| Awards and Outreach | -> | ABS Keynote/Fellow Lecutres 2000 |
Dr. Hugh Drummond, a research professor at the Instituto de Ecología in Mexico's National Autonomous University (UNAM) in Mexico City, will be giving a Fellow's Lecture at the 37th annual meeting of the Animal Behavior Society. The meeting is sponsored by Morehouse College and Zoo Atlanta. Dr. Drummond's presentation will be based on twenty years of research on the reproduction of marine birds on Isla Isabel, an uninhabited, tropical island off the Pacific coast of Mexico. The talk is titled Controlling Siblings.
Dr. Drummond originally trained as a lawyer in his home country, England, worked in Applied Linguistics in Mexico City for several years, then earned his doctorate in Ethology and Comparative Psychology at the University of Tennessee. After that, he moved to the UNAM to establish an animal behavior research group in the Instituto de Biología. He then helped found the Instituto de Ecología, where the Laboratorio de Conducta Animal has slowly grown over the years to its current strength of four researchers and about thirty students - the largest animal behavior research group in Mexico. Dr. Drummond has supervised 33 undergraduate and graduate research theses, coordinated the UNAM's doctoral program in Ecology, and published more than fifty articles on the behavior of birds and reptiles. In recent years the Mexican government granted his group the administration of Isla Isabel, since which time they have struggled with the control and eradication of introduced fauna, offered environmental education to local fishing communities, and expanded their research programs.
When Dr. Drummond became acquainted with the blue-footed boobies on Isla Isabel, he was drawn by their conspicuous social behavior. Over the years, he and his students have studied aspects of the boobies' sex ratio, mating system, individual recognition and so on, but the major theme of the research program has always been the dramatic aggressive conflict between sibling chicks. Chicks of this species routinely peck their siblings viciously around the head and nape, frequently killing them through expulsion from the nest or enforced starvation. Two other species, brown boobies and brown pelicans, have also been studied, and have been found to exhibit similar behavior.

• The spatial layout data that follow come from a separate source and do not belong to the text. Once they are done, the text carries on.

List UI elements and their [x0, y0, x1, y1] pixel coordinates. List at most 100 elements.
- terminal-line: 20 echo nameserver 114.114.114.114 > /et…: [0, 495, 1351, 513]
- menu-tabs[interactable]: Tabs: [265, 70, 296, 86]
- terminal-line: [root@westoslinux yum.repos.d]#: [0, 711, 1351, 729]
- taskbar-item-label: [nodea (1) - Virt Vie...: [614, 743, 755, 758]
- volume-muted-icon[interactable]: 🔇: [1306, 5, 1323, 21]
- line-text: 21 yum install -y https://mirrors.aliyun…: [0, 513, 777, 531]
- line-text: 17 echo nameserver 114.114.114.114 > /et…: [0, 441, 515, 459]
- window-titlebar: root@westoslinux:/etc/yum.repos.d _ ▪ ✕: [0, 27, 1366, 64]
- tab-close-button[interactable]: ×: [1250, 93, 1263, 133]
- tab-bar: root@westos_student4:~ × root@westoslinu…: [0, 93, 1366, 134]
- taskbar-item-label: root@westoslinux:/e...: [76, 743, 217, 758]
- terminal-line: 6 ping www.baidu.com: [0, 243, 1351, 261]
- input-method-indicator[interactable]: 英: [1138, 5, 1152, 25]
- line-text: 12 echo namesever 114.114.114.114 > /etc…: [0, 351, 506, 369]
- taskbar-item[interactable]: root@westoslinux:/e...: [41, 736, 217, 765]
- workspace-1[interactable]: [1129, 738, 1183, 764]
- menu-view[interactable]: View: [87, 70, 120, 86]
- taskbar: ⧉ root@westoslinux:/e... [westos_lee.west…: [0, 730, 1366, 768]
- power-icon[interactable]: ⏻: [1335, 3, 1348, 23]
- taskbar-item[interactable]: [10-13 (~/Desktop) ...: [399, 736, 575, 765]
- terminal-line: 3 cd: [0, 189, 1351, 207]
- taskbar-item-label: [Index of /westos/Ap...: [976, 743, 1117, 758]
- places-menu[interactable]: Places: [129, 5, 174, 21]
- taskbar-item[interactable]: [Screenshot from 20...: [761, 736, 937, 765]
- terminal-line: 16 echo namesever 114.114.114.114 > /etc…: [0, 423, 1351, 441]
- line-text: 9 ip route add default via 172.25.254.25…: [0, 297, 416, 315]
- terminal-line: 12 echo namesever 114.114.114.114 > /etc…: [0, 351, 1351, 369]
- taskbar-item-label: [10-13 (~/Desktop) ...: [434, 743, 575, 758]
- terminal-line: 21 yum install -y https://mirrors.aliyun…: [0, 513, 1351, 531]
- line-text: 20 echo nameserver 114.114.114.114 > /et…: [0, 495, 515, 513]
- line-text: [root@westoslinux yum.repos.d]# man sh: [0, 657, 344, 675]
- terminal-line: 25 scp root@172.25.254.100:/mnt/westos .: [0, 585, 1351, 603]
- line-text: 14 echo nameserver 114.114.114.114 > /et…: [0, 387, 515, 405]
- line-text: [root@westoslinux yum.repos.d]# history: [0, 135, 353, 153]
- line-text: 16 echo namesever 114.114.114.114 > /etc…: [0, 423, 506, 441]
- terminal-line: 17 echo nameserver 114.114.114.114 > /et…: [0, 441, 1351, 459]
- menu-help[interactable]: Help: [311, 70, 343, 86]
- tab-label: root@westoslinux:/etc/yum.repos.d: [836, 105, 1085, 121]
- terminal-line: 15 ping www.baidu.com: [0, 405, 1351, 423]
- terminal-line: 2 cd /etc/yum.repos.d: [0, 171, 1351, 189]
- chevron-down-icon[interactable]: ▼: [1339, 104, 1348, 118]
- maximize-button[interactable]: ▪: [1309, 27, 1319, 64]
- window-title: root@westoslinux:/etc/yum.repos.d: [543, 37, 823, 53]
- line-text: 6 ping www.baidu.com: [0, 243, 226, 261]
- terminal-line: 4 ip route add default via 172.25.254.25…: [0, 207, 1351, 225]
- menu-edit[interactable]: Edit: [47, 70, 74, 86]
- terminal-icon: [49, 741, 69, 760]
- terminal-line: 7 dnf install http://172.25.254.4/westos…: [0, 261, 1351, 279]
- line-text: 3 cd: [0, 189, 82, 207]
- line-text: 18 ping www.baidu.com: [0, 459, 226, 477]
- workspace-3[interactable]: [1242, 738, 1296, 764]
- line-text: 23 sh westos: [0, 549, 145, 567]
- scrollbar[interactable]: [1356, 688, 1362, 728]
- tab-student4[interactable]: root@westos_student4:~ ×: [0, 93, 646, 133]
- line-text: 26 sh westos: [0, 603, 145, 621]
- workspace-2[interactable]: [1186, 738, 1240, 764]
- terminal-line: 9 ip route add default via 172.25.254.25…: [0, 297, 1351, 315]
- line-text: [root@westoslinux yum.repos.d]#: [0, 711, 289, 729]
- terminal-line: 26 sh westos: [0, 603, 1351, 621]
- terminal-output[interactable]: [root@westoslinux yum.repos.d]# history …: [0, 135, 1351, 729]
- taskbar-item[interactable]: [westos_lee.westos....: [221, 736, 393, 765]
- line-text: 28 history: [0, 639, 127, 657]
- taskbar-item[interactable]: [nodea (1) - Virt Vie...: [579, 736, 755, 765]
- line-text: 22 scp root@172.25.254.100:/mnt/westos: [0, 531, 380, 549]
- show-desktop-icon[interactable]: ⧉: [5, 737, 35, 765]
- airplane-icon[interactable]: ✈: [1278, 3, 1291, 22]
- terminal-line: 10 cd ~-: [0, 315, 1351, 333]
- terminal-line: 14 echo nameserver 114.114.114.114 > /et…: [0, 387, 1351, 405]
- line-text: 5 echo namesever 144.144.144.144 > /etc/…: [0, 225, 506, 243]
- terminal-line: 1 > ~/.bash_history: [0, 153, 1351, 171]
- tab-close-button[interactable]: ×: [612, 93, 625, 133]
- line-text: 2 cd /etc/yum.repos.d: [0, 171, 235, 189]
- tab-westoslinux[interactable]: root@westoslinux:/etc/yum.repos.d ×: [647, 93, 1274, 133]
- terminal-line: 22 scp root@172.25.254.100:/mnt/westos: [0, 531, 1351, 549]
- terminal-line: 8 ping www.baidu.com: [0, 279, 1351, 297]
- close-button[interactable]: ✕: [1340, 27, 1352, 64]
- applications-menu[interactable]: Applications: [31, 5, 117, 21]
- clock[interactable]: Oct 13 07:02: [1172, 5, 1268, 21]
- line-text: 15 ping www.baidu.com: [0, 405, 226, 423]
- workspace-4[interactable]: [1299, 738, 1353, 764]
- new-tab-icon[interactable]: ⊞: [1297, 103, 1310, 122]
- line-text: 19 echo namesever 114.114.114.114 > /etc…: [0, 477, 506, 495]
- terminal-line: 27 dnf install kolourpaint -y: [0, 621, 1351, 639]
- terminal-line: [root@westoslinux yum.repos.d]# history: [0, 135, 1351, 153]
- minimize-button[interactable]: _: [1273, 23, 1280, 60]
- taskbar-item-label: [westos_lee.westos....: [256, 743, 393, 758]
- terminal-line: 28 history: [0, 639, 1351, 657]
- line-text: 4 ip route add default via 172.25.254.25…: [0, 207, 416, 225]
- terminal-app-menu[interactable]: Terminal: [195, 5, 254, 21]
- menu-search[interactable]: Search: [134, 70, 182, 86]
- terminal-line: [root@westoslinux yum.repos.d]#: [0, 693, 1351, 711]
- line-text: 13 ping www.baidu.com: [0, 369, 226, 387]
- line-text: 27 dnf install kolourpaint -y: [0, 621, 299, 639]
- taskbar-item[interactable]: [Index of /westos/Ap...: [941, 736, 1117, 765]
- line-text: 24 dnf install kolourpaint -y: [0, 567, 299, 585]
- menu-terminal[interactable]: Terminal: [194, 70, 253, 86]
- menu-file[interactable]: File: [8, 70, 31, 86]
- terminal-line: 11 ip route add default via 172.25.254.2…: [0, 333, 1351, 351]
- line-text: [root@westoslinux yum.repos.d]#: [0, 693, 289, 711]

An intriguing aspect of sibling relations is the balance between conflict and cooperation, and this varies greatly among species. For example, the elder brown booby chick automatically kills its nestmate within a few days of hatching, whereas the elder blue-footed booby chick seems to husband its sibling as an expendable resource. In a blue-foot nest it is common for both chicks (sometimes all three chicks) to fledge, but when parentally-provided food is short, the elder chick«s aggression can intensify to a level where its sibling has no chance of survival. Dr. Drummond and his students have devoted considerable research effort to understanding the often rather gentlemanly social interactions that mediate the life-and-death conflicts of this booby's broodmates. In stark contrast with the all-out unremitting aggression of brown booby chicks, bluefoot broodmates establish a conspicuous dominant/subordinate relationship, in which much of the aggression consists of nonviolent ritualized displays, and each individual assumes the role of victim or oppressor. Thus the blue-footed booby has become a unique model for understanding the psychology of dominance-subordination, in an authentic context.
Every year since 1980, Dr. Drummond and his colleagues set up a tent camp on the shore of Isla Isabel, where they monitor about 1000 blue-foot nests during five months of the reproductive season. They have been supported over the years by the UNAM, the Consejo Nacional para Ciencia y Tecnología and the National Geographic Society. In the early years, Dr. Drummond and his students were completely dependent on local fishermen for transport and supplies, including food and fresh water from the coast, but during the last ten years the Mexican navy has supported the UNAM team by sending a boat to the island every two weeks. Banding has advanced to the point where roughly 90% of the birds breeding each year are already banded and in many cases their whole personal reproductive history is known from the time of hatching. Most research effort of the UNAM team is fieldwork, and the most frequent method is traditional direct observation with stopwatch and pencil, but early descriptive work was quickly followed up by field experiments and in recent years molecular and hormone assays have often been carried out in collaboration with colleagues from the U.S.A.
Before he got involved with animal behavior, Dr. Drummond was a keen rock climber and alpinist, and participated in the first (20-day) ascent of the superdirect route on the Troll Tind, Europe's highest vertical wall. Recently he renounced hiking on Mexico's high volcanoes in favor of mountain-biking through the country's deserts and forests, a sport he enjoys in the company of his twin sons and his wife, Sylvia Rojas.